Der Verlust der Senatsmehrheit ist eine herbe Niederlage für Cristina Kirchner, dem bisher unangefochtenen Machtzentrum der regierenden Allianz Frente de Todos. Mit Polarisierungen kann man Wahlen gewinnen, aber nicht regieren, brachte es Hauptstadtbürgermeister Horacio Rodríguez Larreta auf den Punkt, der als einer der wichtigsten Kandidaten für die Präsidentschaftswahl in zwei Jahren genannt wird. Der gemäßigt-konservative Rodríguez Larreta hat keine Berührungsängste mit den gemäßigt-linken Vertretern der Regierungsallianz. So könnte sich aus beiden Lagern eine neue Allianz jenseits ihrer Pole bilden. Sollte es dazu kommen, werden die jeweiligen Pole Ex-Präsident Mauricio Macri und Vizepräsidentin Cristina Kirchner ihre Gravitationskräfte in Richtung Mitte deutlich verlieren.
Möglich, dass sich Macri dem anarcho-neoliberalen Ökonomen Javier Milei annähert, dessen Partei La Libertad Avanza (Die Freiheit schreitet voran) mit 17 Prozent der Stimmen zwar drittstärkste Kraft in der Hauptstadt wurde, jedoch in keiner Provinz über eine Basis verfügt. Unwahrscheinlich erscheint es dagegen, dass das Kirchner-Lager mit dem trotzkistischen Parteienbündnis Frente de Izquierda (Linksfront) eine Verbindung eingeht, das mit 6 Prozent der landesweit abgegeben Stimmen zur drittstärksten Kraft wurde.

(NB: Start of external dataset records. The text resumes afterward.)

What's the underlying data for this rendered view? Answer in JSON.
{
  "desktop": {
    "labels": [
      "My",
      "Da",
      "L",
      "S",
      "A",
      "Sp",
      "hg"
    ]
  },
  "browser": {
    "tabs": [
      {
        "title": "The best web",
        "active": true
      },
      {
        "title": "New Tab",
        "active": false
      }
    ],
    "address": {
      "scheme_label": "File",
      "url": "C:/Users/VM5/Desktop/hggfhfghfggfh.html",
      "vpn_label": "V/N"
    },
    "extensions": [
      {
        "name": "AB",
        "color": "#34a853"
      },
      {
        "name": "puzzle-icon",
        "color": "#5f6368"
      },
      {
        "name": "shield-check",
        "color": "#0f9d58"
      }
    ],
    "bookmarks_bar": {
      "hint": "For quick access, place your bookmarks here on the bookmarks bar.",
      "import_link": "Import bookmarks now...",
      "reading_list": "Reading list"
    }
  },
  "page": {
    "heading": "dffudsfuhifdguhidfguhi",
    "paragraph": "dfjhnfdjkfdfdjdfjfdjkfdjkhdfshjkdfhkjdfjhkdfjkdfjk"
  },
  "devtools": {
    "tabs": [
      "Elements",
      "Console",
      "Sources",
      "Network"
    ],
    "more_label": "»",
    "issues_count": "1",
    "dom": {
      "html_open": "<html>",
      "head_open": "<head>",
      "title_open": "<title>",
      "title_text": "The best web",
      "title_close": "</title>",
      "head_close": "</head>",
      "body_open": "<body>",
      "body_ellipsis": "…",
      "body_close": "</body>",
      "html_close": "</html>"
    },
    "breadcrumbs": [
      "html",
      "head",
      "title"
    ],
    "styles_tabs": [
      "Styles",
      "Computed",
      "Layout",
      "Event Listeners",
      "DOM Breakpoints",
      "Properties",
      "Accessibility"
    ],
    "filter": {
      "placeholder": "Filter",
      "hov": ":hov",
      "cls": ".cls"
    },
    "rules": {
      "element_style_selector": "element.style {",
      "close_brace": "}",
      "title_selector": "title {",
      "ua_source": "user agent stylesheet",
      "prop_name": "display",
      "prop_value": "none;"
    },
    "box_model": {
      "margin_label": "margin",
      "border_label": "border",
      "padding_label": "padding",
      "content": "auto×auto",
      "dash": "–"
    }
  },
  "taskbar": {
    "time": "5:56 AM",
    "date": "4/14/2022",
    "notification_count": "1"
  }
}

Viel wahrscheinlicher ist, dass sich Kirchner als große Verliererin der Wahl entpuppen wird. Argentiniens Haushalts- und Wirtschaftspolitik wird in den kommenden Jahren vom Internationalen Währungsfonds bestimmt. Der Niedergang des Landes würde sich fortsetzen. Um die düsteren Aussichten wenigstens einigermaßen geordnet zu handeln, braucht es ein neues Bündnis.